計画を実行する気でいるならこの階段を下りていく筈。
ほら、やっぱな?
躊躇なく軽やかな足どりで目的地へ向かいやがった。
(チッ、何で俺が)
三人の気配が遠ざかると同時に、方向を変え静かに走り出す。
Aクラスは確かにこの階の下だが、教室自体は廊下の反対側。つまり別の階段を使えば、あいつらより先に――……
***
「分かりました、ありがとう!」
お礼の言葉を残して1-Aの教室前から立ち去る、不運な平凡くん。
その後ろ姿を見送っていた俺……を訝しげに捉えながら近付く先程の三人。
うん、結構ギリギリだったわ。
それにしても廊下の混雑っぷりが逆に幸いするとはホント皮肉だな。
「ねぇそこの君、今向こうに走って行った彼に何て言ったの」
「え、あ、僕ですか?」
「そう、君だよ。今何か話してたよね」
ニッコリと笑顔を振り撒きながら話しかけてくる三人。
俺より身長が低い相手に気弱な平凡を装いつつ返事を……って、こいつら年上か。
一年の俺とはネクタイの色が違う。
それじゃあ、滅多に話せない憧れの可愛い先輩相手に緊張してます感でも、ちょい足しとこうかな。
「えっと、あの、僕はその」
「もしかして緊張してる? 一年生だよね君、彼とは知り合いなの」
「い、いえ! 違うんですけど。
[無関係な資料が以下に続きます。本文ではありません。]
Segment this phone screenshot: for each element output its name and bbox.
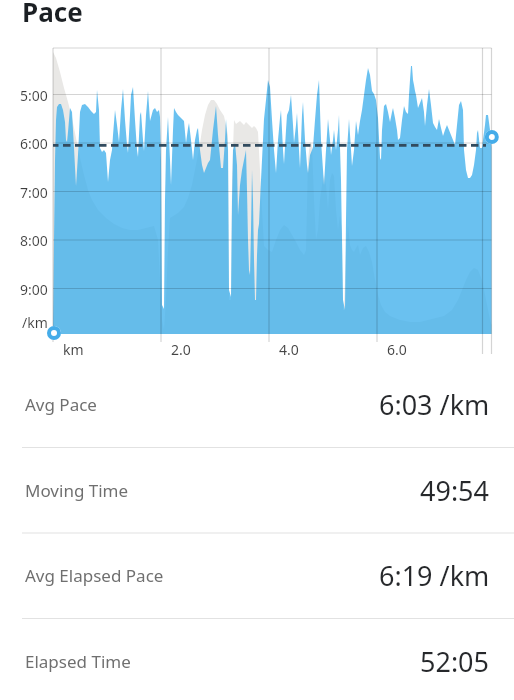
staticText: 6.0 (387, 340, 407, 359)
staticText: Avg Elapsed Pace (25, 564, 164, 587)
staticText: 6:03 /km (379, 386, 490, 423)
staticText: 2.0 (171, 340, 191, 359)
staticText: 5:00 (20, 86, 48, 105)
staticText: 7:00 (20, 183, 48, 202)
staticText: /km (22, 313, 48, 332)
staticText: Moving Time (25, 479, 129, 502)
button[interactable]: Moving Time (0, 448, 514, 533)
staticText: 8:00 (20, 231, 48, 250)
staticText: 4.0 (279, 340, 299, 359)
staticText: 49:54 (420, 472, 490, 509)
staticText: Avg Pace (25, 393, 97, 416)
staticText: 6:00 (20, 134, 48, 153)
staticText: 6:19 /km (379, 557, 490, 594)
staticText: km (63, 340, 84, 359)
staticText: 9:00 (20, 280, 48, 299)
staticText: Elapsed Time (25, 650, 131, 673)
button[interactable]: Avg Pace (0, 362, 514, 447)
staticText: 52:05 (420, 643, 490, 680)
button[interactable]: Avg Elapsed Pace (0, 533, 514, 618)
button[interactable]: Elapsed Time (0, 619, 514, 700)
staticText: Pace (22, 0, 83, 26)
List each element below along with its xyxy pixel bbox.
さっき職員室で先生に頼まれまして……何か急な雑用係を探してるとかで」
「先生に? 雑用?」
「はい、その。暇そうな生徒を呼んで来いって頼まれて。さっきの人には、たまたま目について声を掛けただけって言うか」
うーん、我ながら苦しい説明だ。
じゃあどうして別れ際に向こうがお礼言ってんだよ、って話だし。
まあ、三人には聞こえてない筈だから良いか。
ちなみに不運な平凡くんと実際に交わした言葉の内容とは
『風紀室に急いで来るよう伝えてほしい、と委員の人から頼まれた』
――だ。
もちろん実際は誰にも何も頼まれていないけどね。